Last week the White House submitted rescission proposals to Congress for the Department of State, the U.S. Agency for International Development (USAID), and other foreign investment programs. The package proposes returning a total of $900 million of funding for global health programs to the Treasury. This includes $500 million of the $6 billion appropriated in fiscal year 2025 for global health programs like the President’s Emergency Plan for AIDS Relief (PEPFAR) that are within the Department of State, and $400 million of the $4 billion appropriated for USAID global health programs, which funded activities related to child and maternal health, HIV/AIDS, and other infectious diseases.
Why this matters
PEPFAR celebrated its 22nd birthday last month. Through community partnerships, political will, data-driven programming, and compassion, the program has saved 26 million lives and allowed nearly 8 million babies to be born HIV-free.
PEPFAR was never intended to go on forever. However, even those that have made significant gains over the last 20 years may not be on track to sustain that progress into the future alone, according to key findings in the George W. Bush Institute’s PEPFAR Beyond 2030 series.
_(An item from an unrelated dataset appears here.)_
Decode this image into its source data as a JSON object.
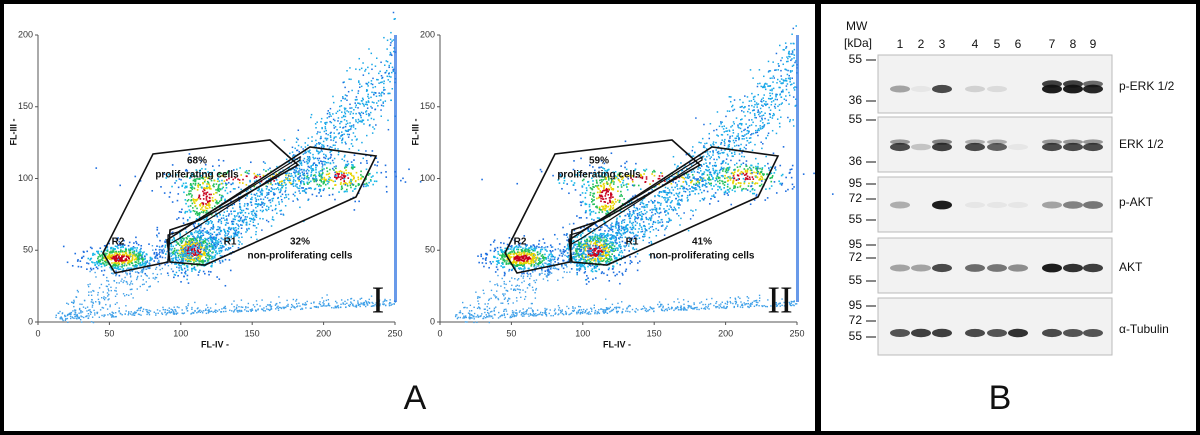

Terminating PEPFAR prematurely or significantly cutting the program’s operations and resources would endanger access to lifesaving antiretroviral medication for over 20 million people and could put babies at risk of contracting HIV or losing their parents to the disease. Drug-resistant strains of the virus that are more expensive and difficult to treat could spread across borders and negatively impact the United States. Individuals who survive HIV, a disease without a vaccine or a cure, could die from preventable diseases like cervical cancer or tuberculosis.
PEPFAR remains a great way to promote U.S. soft power and blunt the nefarious, but increasingly successful, attempts by Russia and China to widen their influence on the African continent. Leaving countries behind prematurely could negatively impact the United States’ presence in economic powerhouses across a region that will account for nearly a quarter of the world’s working age population by midcentury.
What’s next?
Earlier this year, USAID and the Department of State announced that a decision was made to terminate nearly 10,000 foreign assistance awards – most of which are not related to global health – that were distributed across both agencies. The administration has also proposed to close USAID and merge all of the agency’s programming into the Department of State.
Previously allocated and approved by Congress, the funds outlined in the rescission proposal would be returned to the Treasury if Congress agrees to do so. Congress has 45 days to act.